严起收回目光,用手肘怼了郑重一下转移话题:“你说的那帅哥呢?我看一圈了,不是如狼似虎就是青涩得像学生的。”
“急什么,人还没来呢。根据哥哥我最近的观察,他每周三和周六都要来,来了就坐在角落裏那个卡座上自己喝酒。”郑重往离舞池最远的那个角落指了指,“就那儿。”
严起看了下那个被绿植遮了一小半的隐蔽卡座,调侃道:“你观察得还挺细。”
“帅哥雷达随时开启。”
“真有那么帅?”
“这你就不懂了,主要是靠气质征服。”郑重向小酒保要了瓶帝国世涛,象征性地跟他碰杯,既然人没来,也不需要太关註,话题就此转到了各自最近的情况上。
严起这才说自己之前现在找了新工作,郑重不讚成地看着他:“这么大事儿也不知会一声,那公司待遇不是挺好的么?”

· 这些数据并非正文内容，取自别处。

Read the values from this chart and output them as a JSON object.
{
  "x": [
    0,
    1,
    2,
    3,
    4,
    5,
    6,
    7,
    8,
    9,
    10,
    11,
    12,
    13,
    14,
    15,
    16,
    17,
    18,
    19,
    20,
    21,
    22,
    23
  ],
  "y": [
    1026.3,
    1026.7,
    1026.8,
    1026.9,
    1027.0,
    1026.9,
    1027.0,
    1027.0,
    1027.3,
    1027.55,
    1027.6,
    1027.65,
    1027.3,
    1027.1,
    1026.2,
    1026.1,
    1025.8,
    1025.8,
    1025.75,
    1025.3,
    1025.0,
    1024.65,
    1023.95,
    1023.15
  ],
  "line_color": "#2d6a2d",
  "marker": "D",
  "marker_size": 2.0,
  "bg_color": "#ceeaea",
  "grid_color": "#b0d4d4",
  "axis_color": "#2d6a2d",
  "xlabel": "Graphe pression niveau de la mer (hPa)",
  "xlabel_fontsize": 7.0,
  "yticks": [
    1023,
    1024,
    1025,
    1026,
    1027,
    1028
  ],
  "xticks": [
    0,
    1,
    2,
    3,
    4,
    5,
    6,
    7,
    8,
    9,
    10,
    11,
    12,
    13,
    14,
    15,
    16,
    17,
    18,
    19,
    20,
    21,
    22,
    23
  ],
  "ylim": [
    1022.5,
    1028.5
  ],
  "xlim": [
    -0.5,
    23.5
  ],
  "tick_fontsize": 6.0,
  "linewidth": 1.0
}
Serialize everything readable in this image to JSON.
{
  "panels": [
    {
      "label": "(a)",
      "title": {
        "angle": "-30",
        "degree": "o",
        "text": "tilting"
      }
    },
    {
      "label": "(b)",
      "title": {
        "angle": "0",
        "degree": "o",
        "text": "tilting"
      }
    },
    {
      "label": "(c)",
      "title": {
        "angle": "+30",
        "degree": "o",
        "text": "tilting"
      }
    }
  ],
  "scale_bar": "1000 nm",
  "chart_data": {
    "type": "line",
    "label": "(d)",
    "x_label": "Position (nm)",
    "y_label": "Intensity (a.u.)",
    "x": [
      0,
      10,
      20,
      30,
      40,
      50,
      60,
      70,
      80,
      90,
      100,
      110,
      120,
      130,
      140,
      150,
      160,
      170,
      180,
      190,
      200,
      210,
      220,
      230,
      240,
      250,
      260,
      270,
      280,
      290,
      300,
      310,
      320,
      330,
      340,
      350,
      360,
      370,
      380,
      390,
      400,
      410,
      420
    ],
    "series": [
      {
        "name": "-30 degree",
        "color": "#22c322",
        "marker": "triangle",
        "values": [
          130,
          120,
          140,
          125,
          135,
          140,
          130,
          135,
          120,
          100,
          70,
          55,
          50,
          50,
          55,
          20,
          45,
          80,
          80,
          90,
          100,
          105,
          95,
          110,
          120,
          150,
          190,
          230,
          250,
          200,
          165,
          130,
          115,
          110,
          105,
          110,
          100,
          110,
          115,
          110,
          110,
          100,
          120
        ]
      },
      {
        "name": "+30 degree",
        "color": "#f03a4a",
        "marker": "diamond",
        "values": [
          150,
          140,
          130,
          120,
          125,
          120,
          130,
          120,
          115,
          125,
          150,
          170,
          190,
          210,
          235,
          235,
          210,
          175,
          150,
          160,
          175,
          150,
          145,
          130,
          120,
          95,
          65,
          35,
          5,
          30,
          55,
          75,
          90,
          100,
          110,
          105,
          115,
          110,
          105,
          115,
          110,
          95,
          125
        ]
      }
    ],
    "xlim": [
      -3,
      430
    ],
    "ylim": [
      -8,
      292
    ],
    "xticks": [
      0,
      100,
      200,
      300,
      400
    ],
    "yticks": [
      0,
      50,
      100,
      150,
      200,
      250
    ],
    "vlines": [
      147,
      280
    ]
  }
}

他知道严起是个手裏不怎么存得下钱的主,就喜欢把现有的小日子过舒坦了再说。因此工作上空窗期稍微长点,他手裏头就拮据了。
难怪这小子不出来玩,感情是忙着讨生活。
郑重这人小混混出身,对义气看得重,严起这闷声不响自己解决完了问题才跟人说的性格让他有点头痛。
“待遇是好,架不住我跟人打了一架啊。”
“你打了人?怎么打起来的?”
“能怎么打起来的,不对盘呗,你又不是不知道我脾气暴。”严起满不在乎地晃着酒杯,冰块撞击杯壁发出清脆的响声,“成了,别说这事儿,你上回不是说想开个分店么,物色好地方没?”
郑重自然知道严起脾气暴是暴,却不至于没分寸。但看严起一副不愿多聊的样子,他也不好说什么,便点点头:“下次有事记得说一声。分店还在看店面,我媳妇儿想开在弋江旁边。风景好,那边搞艺术的也多,适合做清吧,就不走这么豪放的风格了。”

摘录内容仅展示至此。